Relatedly, take a few minutes to read this statement issued by the ICIG tonight responding to a claim made by righties and echoed by Trump himself that the rules for whistleblowers were recently and suspiciously changed. Supposedly, until just last month, whistleblowers could only file a complaint based on firsthand information; the form for filing a complaint was allegedly changed in the nick of time to allow complaints based on secondhand information, a seemingly too-convenient switch that allowed the Ukraine whistleblower to get his claims about Trump sent up the chain of command.
But it’s not true, says the ICIG.
The key point has to do with the statute. The law itself has never required firsthand information to file a complaint and the law is the only thing that matters. Again, analogize to a tip line: Why would the police ever insist that a tip be based on firsthand rather than secondhand information instead of simply welcoming all tips from the public and weighing the credibility of each individually? That’s exactly what the ICIG did in conducting a preliminary investigation to see if the whistleblower/tipster seemed credible or not. Read his full statement and you’ll see, as Gabe Malor explains, that the firsthand/secondhand distinction only matters in forming that initial conclusion about credibility. Firsthand information will be deemed *more* credible than secondhand but there’s no legal requirement that the info in the complaint all be firsthand. (And some of it was firsthand, the ICIG notes.) The “cop” here looked at everything in assessing whether a tip deserved some follow-up. What else should he do?
On top of all that, there’s an actual quasi-transcript of Trump’s conversation with Zelensky that the president himself released. That’s the key piece of evidence in the case against him; some Democrats will tell you that he can and should be impeached based on what’s in that transcript even if there’s no further evidence found supporting a quid pro quo involving Ukraine’s military aid. The transcript also substantially corroborates some of the claims in the whistleblower complaint about what Trump allegedly said to Zelensky. In which case: What the hell is Graham doing prattling on about hearsay? He should worry less about that and more about his buddy’s own admission against interest in the form of that transcript.

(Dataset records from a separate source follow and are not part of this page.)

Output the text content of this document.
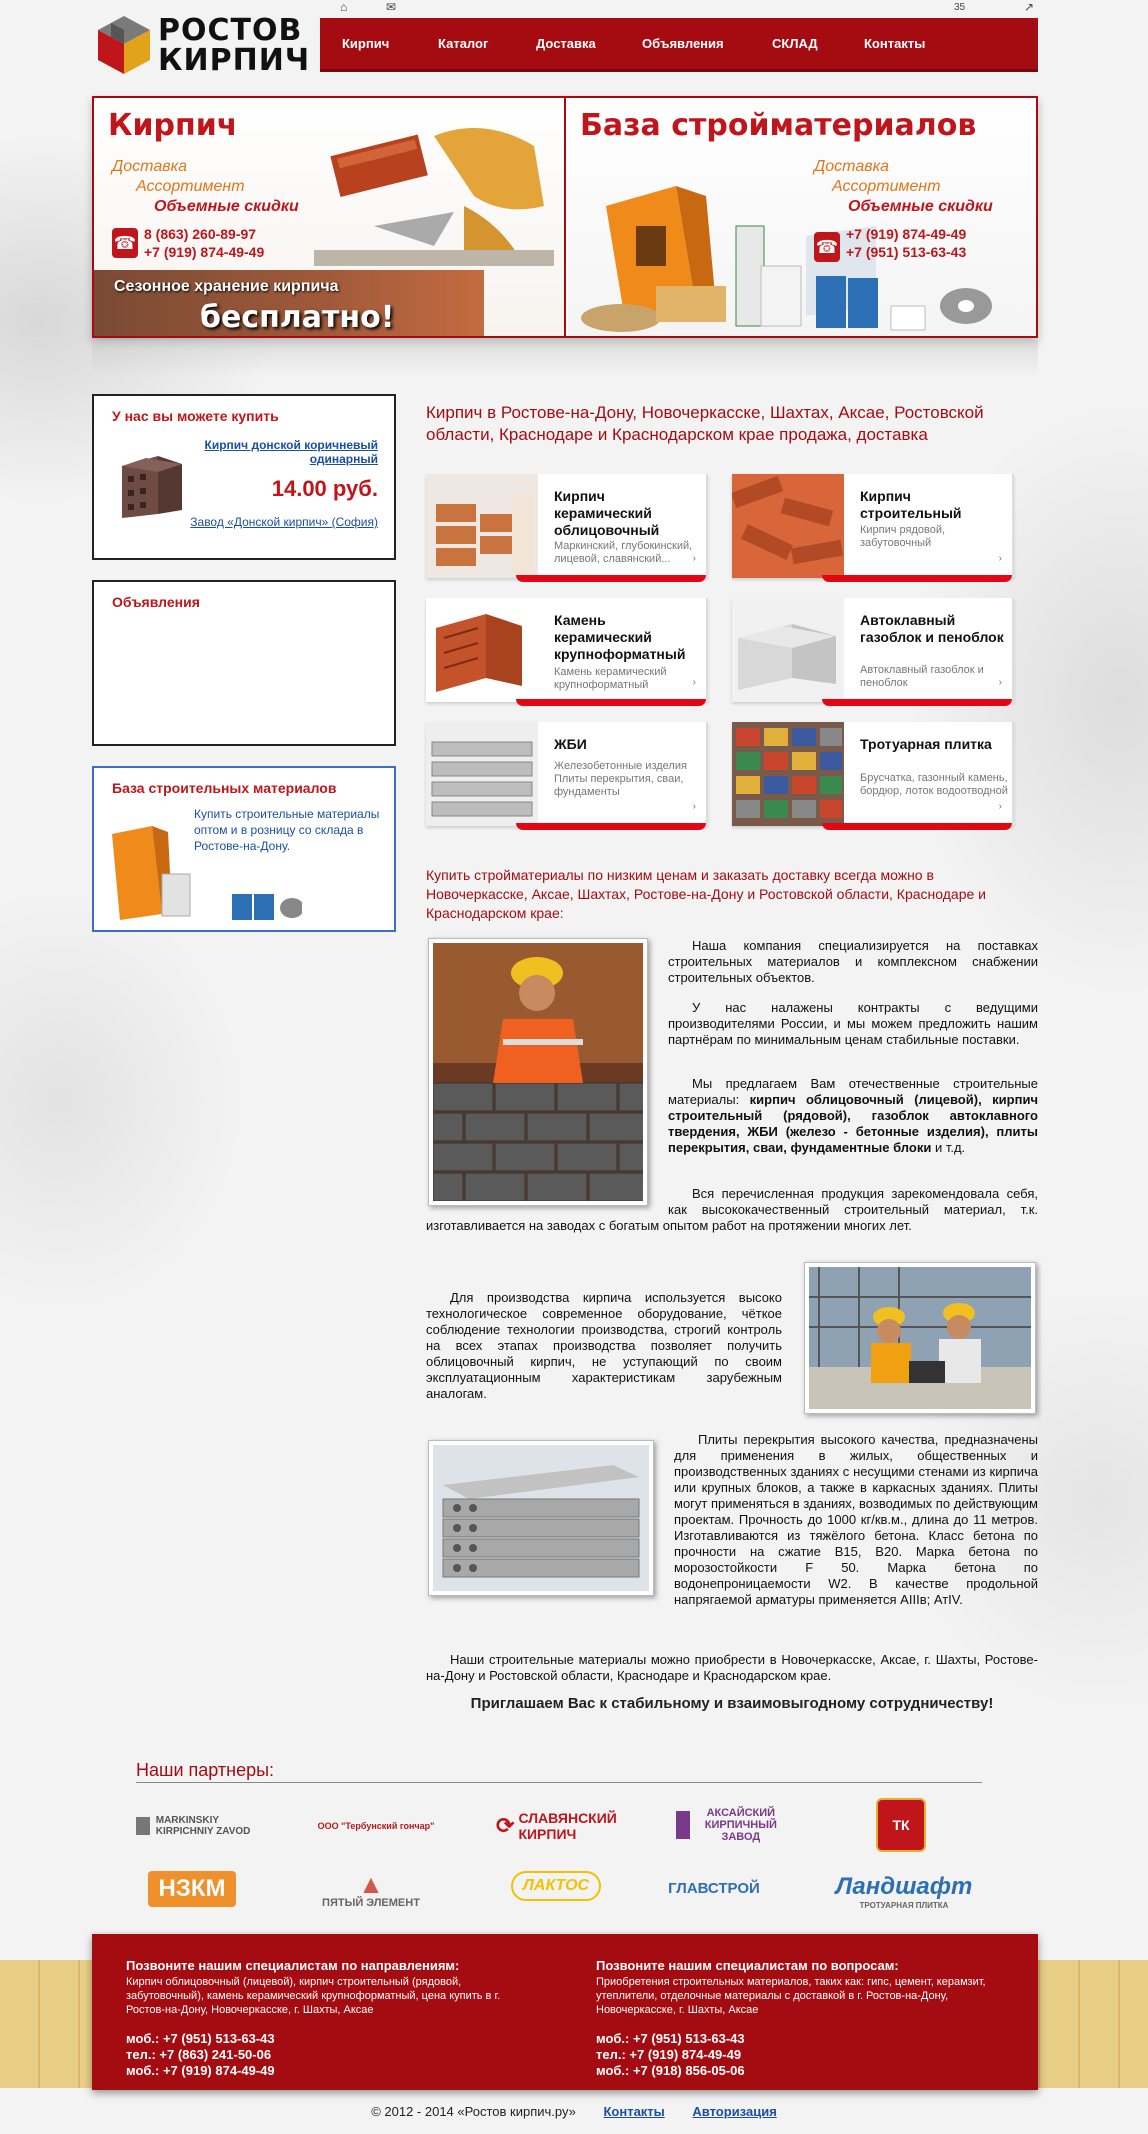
РОСТОВ
КИРПИЧ
⌂	✉	35	↗
Кирпич	Каталог	Доставка	Объявления	СКЛАД	Контакты
Кирпич
Доставка
Ассортимент
Объемные скидки
☎ 8 (863) 260-89-97
+7 (919) 874-49-49
Сезонное хранение кирпича
бесплатно!
База стройматериалов
Доставка
Ассортимент
Объемные скидки
☎
+7 (919) 874-49-49
+7 (951) 513-63-43
У нас вы можете купить
Кирпич донской коричневый одинарный
14.00 руб.
Завод «Донской кирпич» (София)
Объявления
База строительных материалов
Купить строительные материалы оптом и в розницу со склада в Ростове-на-Дону.
Кирпич в Ростове-на-Дону, Новочеркасске, Шахтах, Аксае, Ростовской области, Краснодаре и Краснодарском крае продажа, доставка
Кирпич керамический облицовочный
Маркинский, глубокинский, лицевой, славянский...	›
Кирпич строительный
Кирпич рядовой, забутовочный
›
Камень керамический крупноформатный
Камень керамический крупноформатный	›
Автоклавный газоблок и пеноблок
Автоклавный газоблок и пеноблок	›
ЖБИ
Железобетонные изделия Плиты перекрытия, сваи, фундаменты
›
Тротуарная плитка
Брусчатка, газонный камень, бордюр, лоток водоотводной
›
Купить стройматериалы по низким ценам и заказать доставку всегда можно в Новочеркасске, Аксае, Шахтах, Ростове-на-Дону и Ростовской области, Краснодаре и Краснодарском крае:
Наша компания специализируется на поставках строительных материалов и комплексном снабжении строительных объектов.
У нас налажены контракты с ведущими производителями России, и мы можем предложить нашим партнёрам по минимальным ценам стабильные поставки.
Мы предлагаем Вам отечественные строительные материалы: кирпич облицовочный (лицевой), кирпич строительный (рядовой), газоблок автоклавного твердения, ЖБИ (железо - бетонные изделия), плиты перекрытия, сваи, фундаментные блоки и т.д.
Вся перечисленная продукция зарекомендовала себя, как высококачественный строительный материал, т.к. изготавливается на заводах с богатым опытом работ на протяжении многих лет.
Для производства кирпича используется высоко технологическое современное оборудование, чёткое соблюдение технологии производства, строгий контроль на всех этапах производства позволяет получить облицовочный кирпич, не уступающий по своим эксплуатационным характеристикам зарубежным аналогам.
Плиты перекрытия высокого качества, предназначены для применения в жилых, общественных и производственных зданиях с несущими стенами из кирпича или крупных блоков, а также в каркасных зданиях. Плиты могут применяться в зданиях, возводимых по действующим проектам. Прочность до 1000 кг/кв.м., длина до 11 метров. Изготавливаются из тяжёлого бетона. Класс бетона по прочности на сжатие В15, В20. Марка бетона по морозостойкости F 50. Марка бетона по водонепроницаемости W2. В качестве продольной напрягаемой арматуры применяется АIIIв; АтIV.
Наши строительные материалы можно приобрести в Новочеркасске, Аксае, г. Шахты, Ростове-на-Дону и Ростовской области, Краснодаре и Краснодарском крае.
Приглашаем Вас к стабильному и взаимовыгодному сотрудничеству!
Наши партнеры:
MARKINSKIY KIRPICHNIY ZAVOD	ООО "Тербунский гончар"	⟳ СЛАВЯНСКИЙ КИРПИЧ
АКСАЙСКИЙ КИРПИЧНЫЙ ЗАВОД
ТК
НЗКМ	▲
ПЯТЫЙ ЭЛЕМЕНТ
ЛАКТОС	ГЛАВСТРОЙ	Ландшафт
ТРОТУАРНАЯ ПЛИТКА
Позвоните нашим специалистам по направлениям:
Кирпич облицовочный (лицевой), кирпич строительный (рядовой, забутовочный), камень керамический крупноформатный, цена купить в г. Ростов-на-Дону, Новочеркасске, г. Шахты, Аксае
моб.: +7 (951) 513-63-43
тел.: +7 (863) 241-50-06
моб.: +7 (919) 874-49-49
Позвоните нашим специалистам по вопросам:
Приобретения строительных материалов, таких как: гипс, цемент, керамзит, утеплители, отделочные материалы с доставкой в г. Ростов-на-Дону, Новочеркасске, г. Шахты, Аксае
моб.: +7 (951) 513-63-43
тел.: +7 (919) 874-49-49
моб.: +7 (918) 856-05-06
© 2012 - 2014 «Ростов кирпич.ру» Контакты Авторизация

One more point about hearsay. If you happen to know a lawyer, ask him or her whether there are any exceptions to the hearsay rule at trial. They’ll probably look at you funny and sigh wearily before launching into their explanation. That’s because there are lots of exceptions — lots-lots — and a good chunk of law-school classes on evidence is devoted to them. That is, even if some hearsay evidence is offered to the Senate, there’s a reasonably good chance that it’ll be admissible anyway. Graham is a well-trained lawyer and knows that, of course, but he’s also a BS artist spinning desperately for his friend here and hoping to confuse viewers. If he repeats “it’s hearsay!” often enough, maybe Republican viewers will start repeating it too and using it as an excuse not to pay attention to the Ukraine matter any further. It’s hearsay! Case closed!